To hear a concert reproduced with such power and detail from this tiny, jewel-like box is still incredible, even 35 years after it was introduced. The battery and the player's poor resistance to shock make it hopeless as a portable, but this fine little machine has a lot to recommend it as a way of discretely adding a Compact Disc player to a vintage system that possibly pre-dates the CD format.

Buying Secondhand
There are a reasonable number of SL-XP5s still in circulation and at present they aren't as expensive as an SL-XP7, which have become very pricey of late. When buying, the first thing to check is that corrosion has not spread from the batteries and ruined the insides of the player if the unit has been stored for a long period with battery pack attached.

A weak point is the hinge in the rear lefthand corner, which acts against a strong spring that pops the lid open a little when the open key is pressed. The force of this can cause the plastic to split around the pivot, making the lid difficult to close.


Player is held up to show its scale in this contemporary brochure shot

It's also crucial to ensure that the power unit is present because modern alternatives are not available.
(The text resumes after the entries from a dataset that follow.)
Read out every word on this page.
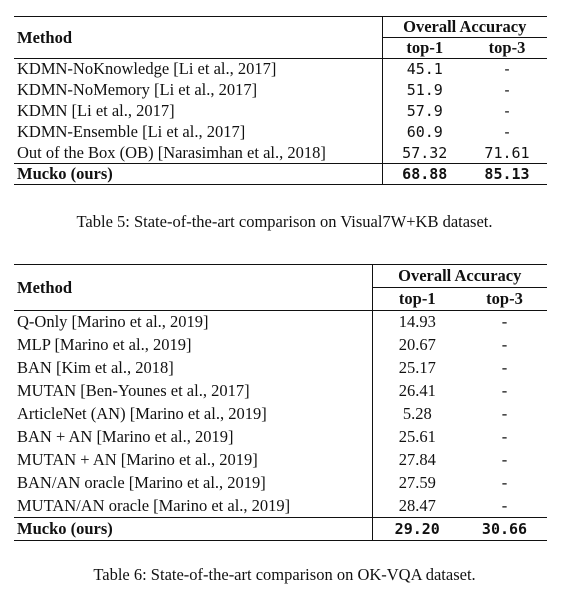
Method	Overall Accuracy	
	top-1	top-3
KDMN-NoKnowledge [Li et al., 2017]	45.1	-
KDMN-NoMemory [Li et al., 2017]	51.9	-
KDMN [Li et al., 2017]	57.9	-
KDMN-Ensemble [Li et al., 2017]	60.9	-
Out of the Box (OB) [Narasimhan et al., 2018]	57.32	71.61
Mucko (ours)	68.88	85.13
Table 5: State-of-the-art comparison on Visual7W+KB dataset.
Method	Overall Accuracy	
	top-1	top-3
Q-Only [Marino et al., 2019]	14.93	-
MLP [Marino et al., 2019]	20.67	-
BAN [Kim et al., 2018]	25.17	-
MUTAN [Ben-Younes et al., 2017]	26.41	-
ArticleNet (AN) [Marino et al., 2019]	5.28	-
BAN + AN [Marino et al., 2019]	25.61	-
MUTAN + AN [Marino et al., 2019]	27.84	-
BAN/AN oracle [Marino et al., 2019]	27.59	-
MUTAN/AN oracle [Marino et al., 2019]	28.47	-
Mucko (ours)	29.20	30.66
Table 6: State-of-the-art comparison on OK-VQA dataset.
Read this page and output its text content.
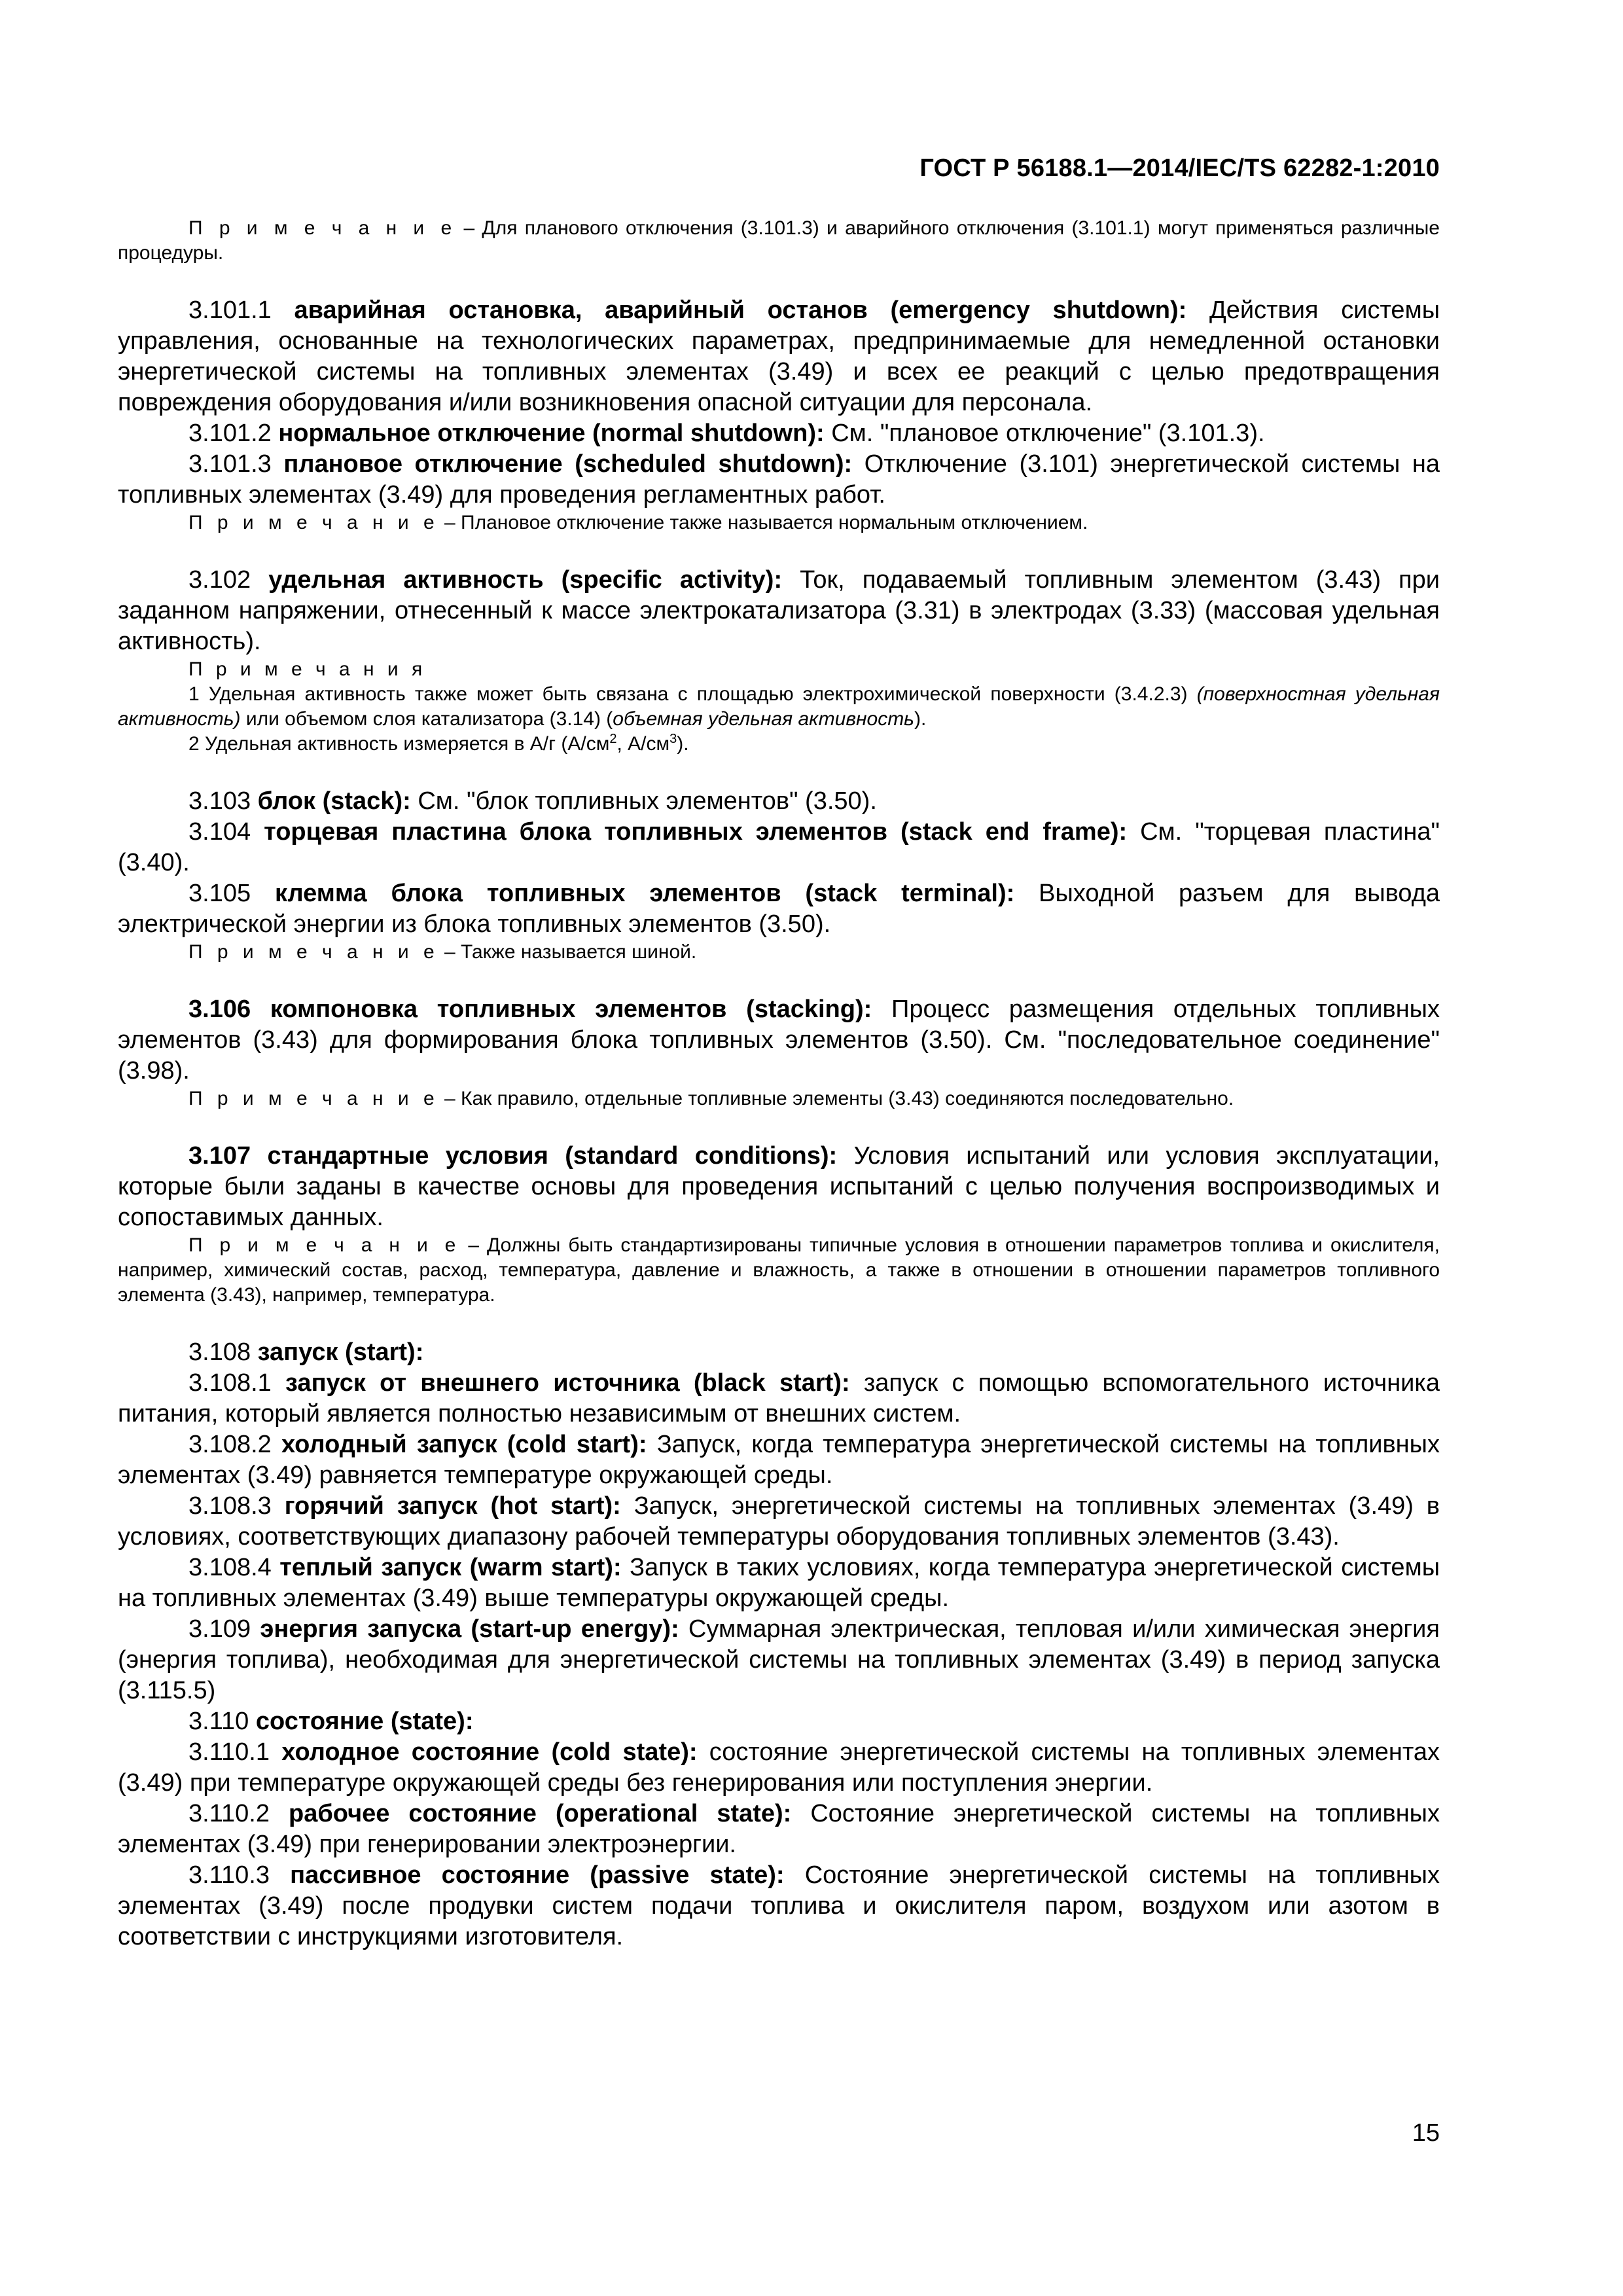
ГОСТ Р 56188.1—2014/IEC/TS 62282-1:2010

П р и м е ч а н и е – Для планового отключения (3.101.3) и аварийного отключения (3.101.1) могут применяться различные процедуры.

3.101.1 аварийная остановка, аварийный останов (emergency shutdown): Действия системы управления, основанные на технологических параметрах, предпринимаемые для немедленной остановки энергетической системы на топливных элементах (3.49) и всех ее реакций с целью предотвращения повреждения оборудования и/или возникновения опасной ситуации для персонала.

3.101.2 нормальное отключение (normal shutdown): См. "плановое отключение" (3.101.3).

3.101.3 плановое отключение (scheduled shutdown): Отключение (3.101) энергетической системы на топливных элементах (3.49) для проведения регламентных работ.

П р и м е ч а н и е – Плановое отключение также называется нормальным отключением.

3.102 удельная активность (specific activity): Ток, подаваемый топливным элементом (3.43) при заданном напряжении, отнесенный к массе электрокатализатора (3.31) в электродах (3.33) (массовая удельная активность).

П р и м е ч а н и я

1 Удельная активность также может быть связана с площадью электрохимической поверхности (3.4.2.3) (поверхностная удельная активность) или объемом слоя катализатора (3.14) (объемная удельная активность).

2 Удельная активность измеряется в А/г ($А/см^2$, $А/см^3$).

3.103 блок (stack): См. "блок топливных элементов" (3.50).

3.104 торцевая пластина блока топливных элементов (stack end frame): См. "торцевая пластина" (3.40).

3.105 клемма блока топливных элементов (stack terminal): Выходной разъем для вывода электрической энергии из блока топливных элементов (3.50).

П р и м е ч а н и е – Также называется шиной.

3.106 компоновка топливных элементов (stacking): Процесс размещения отдельных топливных элементов (3.43) для формирования блока топливных элементов (3.50). См. "последовательное соединение" (3.98).

П р и м е ч а н и е – Как правило, отдельные топливные элементы (3.43) соединяются последовательно.

3.107 стандартные условия (standard conditions): Условия испытаний или условия эксплуатации, которые были заданы в качестве основы для проведения испытаний с целью получения воспроизводимых и сопоставимых данных.

П р и м е ч а н и е – Должны быть стандартизированы типичные условия в отношении параметров топлива и окислителя, например, химический состав, расход, температура, давление и влажность, а также в отношении в отношении параметров топливного элемента (3.43), например, температура.

3.108 запуск (start):

3.108.1 запуск от внешнего источника (black start): запуск с помощью вспомогательного источника питания, который является полностью независимым от внешних систем.

3.108.2 холодный запуск (cold start): Запуск, когда температура энергетической системы на топливных элементах (3.49) равняется температуре окружающей среды.

3.108.3 горячий запуск (hot start): Запуск, энергетической системы на топливных элементах (3.49) в условиях, соответствующих диапазону рабочей температуры оборудования топливных элементов (3.43).

3.108.4 теплый запуск (warm start): Запуск в таких условиях, когда температура энергетической системы на топливных элементах (3.49) выше температуры окружающей среды.

3.109 энергия запуска (start-up energy): Суммарная электрическая, тепловая и/или химическая энергия (энергия топлива), необходимая для энергетической системы на топливных элементах (3.49) в период запуска (3.115.5)

3.110 состояние (state):

3.110.1 холодное состояние (cold state): состояние энергетической системы на топливных элементах (3.49) при температуре окружающей среды без генерирования или поступления энергии.

3.110.2 рабочее состояние (operational state): Состояние энергетической системы на топливных элементах (3.49) при генерировании электроэнергии.

3.110.3 пассивное состояние (passive state): Состояние энергетической системы на топливных элементах (3.49) после продувки систем подачи топлива и окислителя паром, воздухом или азотом в соответствии с инструкциями изготовителя.

15
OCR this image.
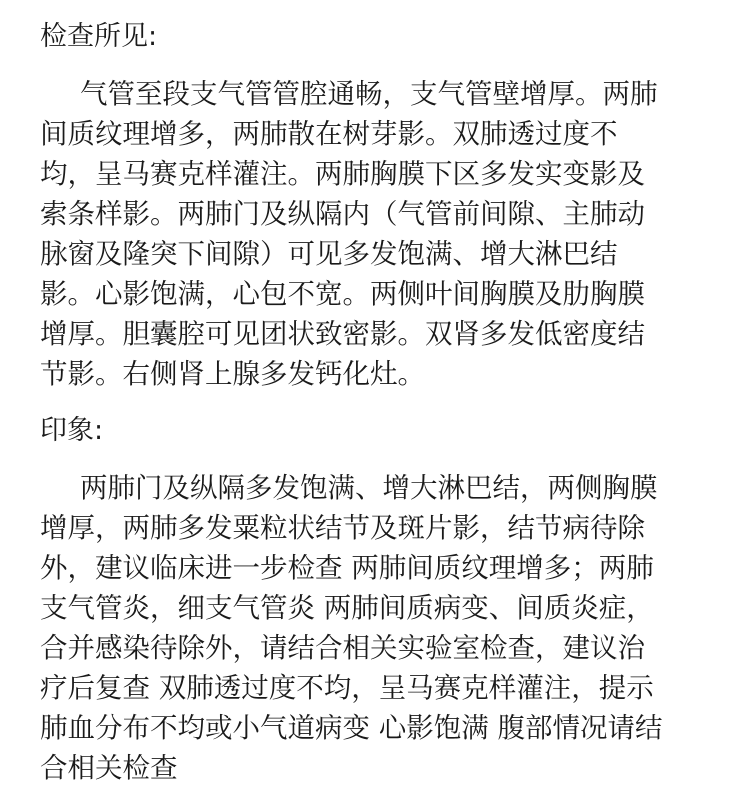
检查所见:

气管至段支气管管腔通畅，支气管壁增厚。两肺
间质纹理增多，两肺散在树芽影。双肺透过度不
均，呈马赛克样灌注。两肺胸膜下区多发实变影及
索条样影。两肺门及纵隔内（气管前间隙、主肺动
脉窗及隆突下间隙）可见多发饱满、增大淋巴结
影。心影饱满，心包不宽。两侧叶间胸膜及肋胸膜
增厚。胆囊腔可见团状致密影。双肾多发低密度结
节影。右侧肾上腺多发钙化灶。

印象:

两肺门及纵隔多发饱满、增大淋巴结，两侧胸膜
增厚，两肺多发粟粒状结节及斑片影，结节病待除
外，建议临床进一步检查 两肺间质纹理增多；两肺
支气管炎，细支气管炎 两肺间质病变、间质炎症，
合并感染待除外，请结合相关实验室检查，建议治
疗后复查 双肺透过度不均，呈马赛克样灌注，提示
肺血分布不均或小气道病变 心影饱满 腹部情况请结
合相关检查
Even the connector is unique, so you can't even make something up if the original is missing. The model number of the UK power unit is SH-CDA5.

Putting these issues aside, the players are long lived, durable machines. Portables traditionally see less use than full-sized models so worn out motors and lasers are less common. Faults of a mechanical nature are normally the result of sand or grit (from the beach perhaps?) getting into the works and becoming stuck to the grease on the sliding parts of the mechanism. If this is the case then repairs require sharp eyes and a steady hand.

Hi-Fi News Verdict
The SL-XP5 may not be the best known of the early portable CD players but it's certainly one worth seeking out for those who like beautifully crafted miniatures. Its performance in a full-sized system is impressive, and there are many traditional CD players that are not quite as enjoyable to listen to. But remember to hold out for a complete and well cared for example should you be tempted.